I'm Lazy

Peace.


I’m lazy. And I’m ok with that…..

I am of the opinion that folks do too much. I used to work with this woman who was from Turkey. She could not understand why I was working 2 jobs when I was married and my husband worked. I explained that I wanted the money. We worked the same position and started at the same time. Our salaries were the same so she knew how much I made. She then asked me when is enough, enough?

That got me thinking… and I have kept thinking to this day. Yacub’s world manifest teaches that we should always work and work to have more and more. Our closets are full as are our pantries. We have no time for anything other than the acquisition of wealth. We pass these traits on to our kids who are so over scheduled that we have to schedule play dates for them with other over scheduled children. I say ENOUGH!

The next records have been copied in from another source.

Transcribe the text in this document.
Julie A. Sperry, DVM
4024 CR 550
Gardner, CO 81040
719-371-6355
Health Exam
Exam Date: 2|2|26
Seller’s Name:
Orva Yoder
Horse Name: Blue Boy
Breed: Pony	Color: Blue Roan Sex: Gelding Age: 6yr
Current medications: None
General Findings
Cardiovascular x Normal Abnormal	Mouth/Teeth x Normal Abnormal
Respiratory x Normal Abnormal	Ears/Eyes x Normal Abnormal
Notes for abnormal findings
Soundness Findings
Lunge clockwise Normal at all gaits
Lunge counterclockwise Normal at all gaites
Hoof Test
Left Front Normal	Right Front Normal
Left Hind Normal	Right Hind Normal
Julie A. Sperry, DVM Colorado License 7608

After my contract ran out for the job with the Turkish woman, I moved to Atlanta with my late husband. I was starting completely fresh and it gave me an opportunity to slow down. I didn’t know anyone in Atlanta and didn’t have the concern that someone would call me lazy. My husband grew up in a household where his father was the breadwinner and his mother was home all the time. He never expected me to NOT work, but Atlanta had other plans for me. It took me FOREVER to find a job and even when I found one it was only part time. In the mean time, I was at home doing the housewife thing. And my Hubby was a happy man. We got along great. Because there was never any question about who was going to take care of what. He earned the money, I cared for the house. We never bickered about who was going to clean up or cook. I was never too tired to meet his needs. He understand he had to pay for my needs that included hair, nail and spa visits. We took vacations, and spent some quality time together that we never had when I was so over scheduled. I t was a good time and has changed me forever.

You know who was mad? Other people. They tried to make me feel bad and when that was unsuccessful, they went after hubby. Whispering in his ear that I needed to be working full time. Oh how we could have so much more if I would just work more. Have him question me about what I did all day while he worked. Folks can be super shady. And not none of this was anyone else’s business. Even my own mother called me names. She’d remind me how hard she had worked and that I was doing her name a disservice by allowing my husband to indulge me. WTF??? My mother & father-in-law were the only people that encouraged us to have our marriage our own way. They told us folks treated them the same way.

My coworker is money hungry. A patient came in the office with a large golden eagle on a golden chain and all she talk about is how much money he could get if he sold/pawned it. She has been after me to sell my wedding set from my late husband and previous engagements. Why??? If I sold anything she wouldn’t get any money from the transaction. Is it that she doesn’t want me to have nice things? Possibly. But what I see in her life is she is on a constant hunt for money. She is always looking for another job opportunity. Avon, Mary Kay, Amway, 31, and all kinds of stuff. You would think since she is super close to 65 she’d be rich by now…. But she isn’t far from it. She bought into the constant grind thing. And has no peace.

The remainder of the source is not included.